Tempo fa era un argomento divisivo. Addirittura lo si usava per screditare o delegittimare posizioni politiche a seconda di chi ne parlava. Il punto, forse, è che non se ne è davvero mai parlato abbastanza. Vuoi per la complessità del tema, vuoi per l’incapacità generale di scindere storia e memoria, i massacri delle foibe accendono ancora discussioni. Ma ci sono dati oggettivi da tenere in considerazione e una data da ricordare: il 10 febbraio.
Senza ricalcare le migliaia di pagine scritte da manuali e storici sul tema, le “foibe” possono essere definite come dei pertugi detti “inghiottitoi” che incidono terreni “carsici”, ricchi cioè di calcare e altri minerali. E i massacri annessi sono gli eccidi ai danni di militari e civili autoctoni della Venezia Giulia, del Quarnaro e della Dalmazia avvenuti durante e subito dopo la Seconda Guerra Mondiale.

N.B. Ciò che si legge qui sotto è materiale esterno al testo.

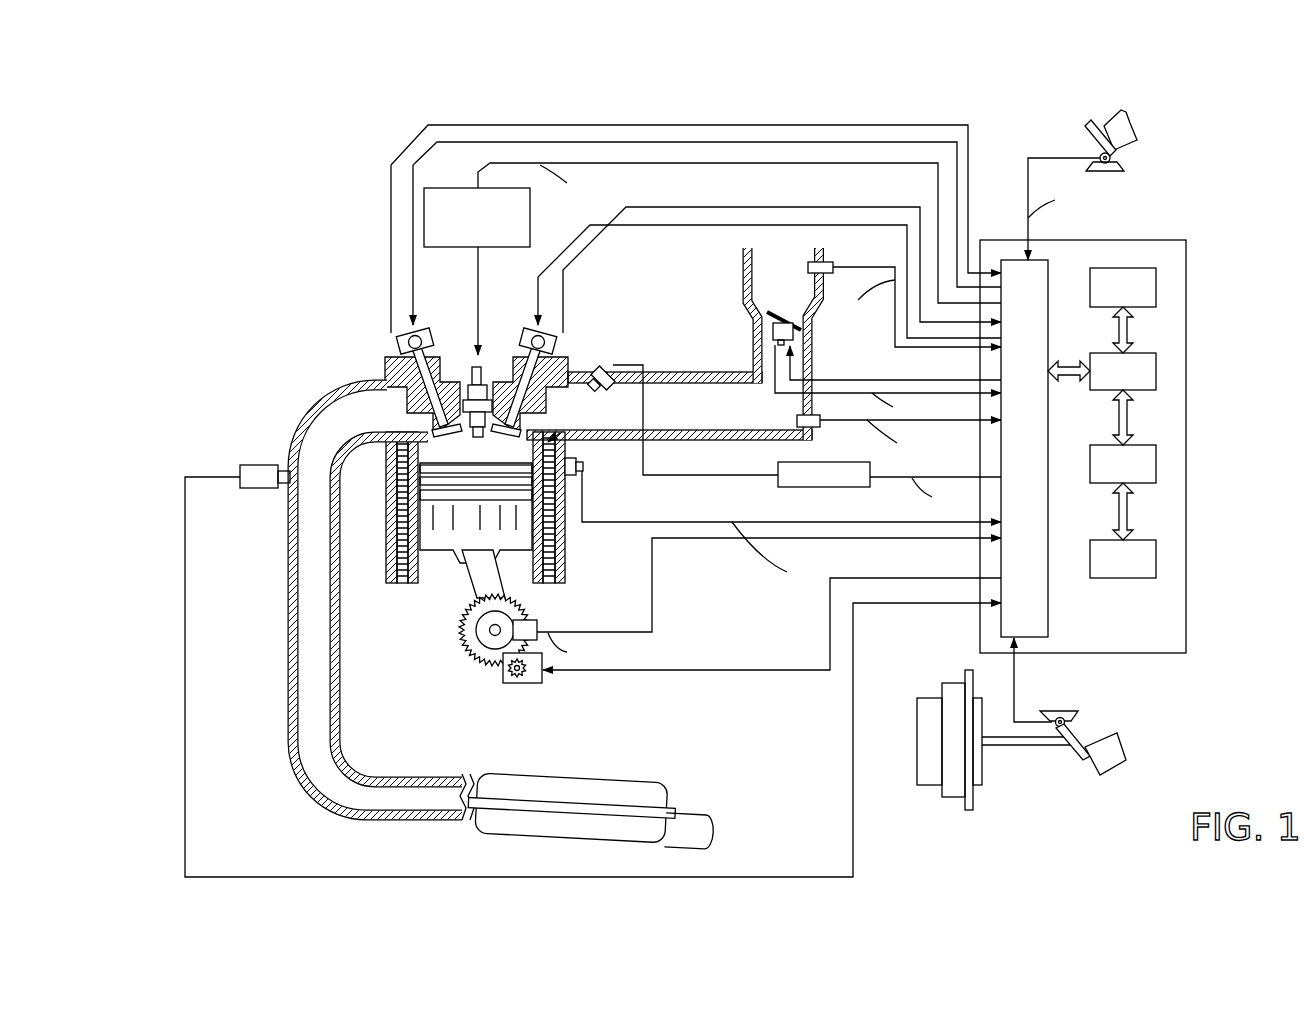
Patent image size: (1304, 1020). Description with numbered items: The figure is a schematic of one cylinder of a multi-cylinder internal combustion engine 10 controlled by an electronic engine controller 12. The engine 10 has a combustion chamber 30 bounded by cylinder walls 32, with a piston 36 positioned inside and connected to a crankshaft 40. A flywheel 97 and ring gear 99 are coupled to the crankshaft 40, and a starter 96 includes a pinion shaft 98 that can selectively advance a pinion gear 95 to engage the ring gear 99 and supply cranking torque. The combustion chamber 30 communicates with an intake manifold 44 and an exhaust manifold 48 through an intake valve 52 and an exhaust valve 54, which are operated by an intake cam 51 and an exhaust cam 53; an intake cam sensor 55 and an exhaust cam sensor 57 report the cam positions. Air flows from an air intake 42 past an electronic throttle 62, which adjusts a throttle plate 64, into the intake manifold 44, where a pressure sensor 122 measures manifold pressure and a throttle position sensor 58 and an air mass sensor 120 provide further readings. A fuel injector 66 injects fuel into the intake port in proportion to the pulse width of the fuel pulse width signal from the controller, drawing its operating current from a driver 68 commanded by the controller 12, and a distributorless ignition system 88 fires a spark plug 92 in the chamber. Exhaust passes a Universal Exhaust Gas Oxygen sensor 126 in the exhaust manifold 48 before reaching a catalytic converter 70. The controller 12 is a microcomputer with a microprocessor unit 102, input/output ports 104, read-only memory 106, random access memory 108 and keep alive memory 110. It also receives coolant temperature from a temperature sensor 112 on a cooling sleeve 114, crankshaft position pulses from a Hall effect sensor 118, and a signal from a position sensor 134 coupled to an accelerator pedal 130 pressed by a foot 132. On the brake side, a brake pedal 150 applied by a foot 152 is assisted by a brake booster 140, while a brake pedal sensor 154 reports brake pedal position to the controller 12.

The internal combustion engine 10 is at (326, 314).
The electronic engine controller 12 is at (1125, 430).
The combustion chamber 30 is at (392, 540).
The cylinder walls 32 is at (424, 575).
The piston 36 is at (462, 545).
The crankshaft 40 is at (475, 658).
The air intake 42 is at (772, 290).
The intake manifold 44 is at (713, 419).
The exhaust manifold 48 is at (344, 424).
The intake cam 51 is at (530, 325).
The intake valve 52 is at (516, 414).
The exhaust cam 53 is at (421, 327).
The exhaust valve 54 is at (437, 425).
The intake cam sensor 55 is at (553, 350).
The exhaust cam sensor 57 is at (398, 349).
The throttle position sensor 58 is at (853, 364).
The electronic throttle 62 is at (800, 328).
The throttle plate 64 is at (770, 318).
The fuel injector 66 is at (610, 364).
The driver 68 is at (794, 488).
The catalytic converter 70 is at (490, 773).
The distributorless ignition system 88 is at (432, 190).
The spark plug 92 is at (481, 366).
The pinion gear 95 is at (527, 687).
The starter 96 is at (752, 651).
The flywheel 97 is at (472, 626).
The pinion shaft 98 is at (483, 658).
The ring gear 99 is at (490, 667).
The microprocessor unit 102 is at (1156, 372).
The input/output ports 104 is at (1048, 262).
The read-only memory 106 is at (1156, 284).
The random access memory 108 is at (1156, 465).
The keep alive memory 110 is at (1156, 558).
The temperature sensor 112 is at (580, 474).
The cooling sleeve 114 is at (552, 540).
The Hall effect sensor 118 is at (540, 618).
The air mass sensor 120 is at (834, 262).
The pressure sensor 122 is at (823, 428).
The Universal Exhaust Gas Oxygen sensor 126 is at (240, 470).
The accelerator pedal 130 is at (1137, 174).
The foot 132 is at (1130, 118).
The position sensor 134 is at (1112, 160).
The brake booster 140 is at (917, 782).
The brake pedal 150 is at (1070, 715).
The foot 152 is at (1112, 735).
The brake pedal sensor 154 is at (1055, 719).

A perpetrarli furono i partigiani jugoslavi e i membri dell’Ozna (parte dei servizi segreti militari jugoslavi).
A dire il vero, la maggioranza delle vittime morì nei campi di prigionia jugoslavi o durante la deportazione verso di essi. La restante parte veniva invece uccisa per rivalsa della popolazione jugoslava. Duplice la causa principale: da un lato far fuori oppositori reali o presunti del comunismo di Tito che stava prendendo piede; dall’altro levare di mezzo soggetti e strutture ricollegabili a fascismo, nazismo e collaborazionismo. Le morti variano in base alle fonti: secondo gli storici Raoul Pupo e Roberto Spazzali si arriva anche a 5mila, mentre per altri si può salire verso gli 11mila.
In seguito al massacro delle foibe seguì il cosiddetto “esodo giuliano dalmata”, ovvero l’emigrazione più o meno forzata della maggioranza dei cittadini di etnia e di lingua italiana dai territori colpiti dagli eccidi. Quegli stessi appartenevano al Regno d’Italia, ma sono poi stati occupati. Prima arrivò l’Esercito Popolare di Liberazione della Jugoslavia, poi ci furono i trattati di pace di Parigi del 1947. L’emigrazione fu quindi dovuta sia all’oppressione di un regime totalitario (il comunismo titino), sia al rigetto dei cambiamenti sullo scacchiere europeo.
Ma anche e soprattutto alla vicinanza con l’Italia che fino a poco tempo prima era stata fascista e a sua volta opprimente con le popolazioni che poi si vendicarono col sangue. Lo Stivale rappresentò un rifugio per molti esuli spaventati e impauriti, anche se all’epoca il governo italiano si adoperò per fermare, o almeno contenere, l’esodo. Dopo le foibe si stima che furono tra i 250 e i 350mila i giuliani, quarnerini e dalmati che si trasferirono in Italia tra il 1945 e il 1956.
Con la legge numero 92 del 30 marzo 2004 si istituì il Giorno del ricordo, che commemora appunto i massacri delle foibe e l’esodo giuliano dalmata. A quel giorno è associato il rilascio di una medaglia commemorativa destinata ai parenti delle persone soppresse e infoibate in Istria, a Fiume, in Dalmazia o nelle province tra il 1943 e il 1947.
Il giorno prescelto è il 10 febbraio perché coincide con il trattato di pace di Parigi. Quel documento assegnava alla Jugoslavia l’Istria, il Quarnaro, la città di Zara con la sua provincia e la maggior parte della Venezia Giulia. La quale, in precedenza, faceva parte dell’Italia.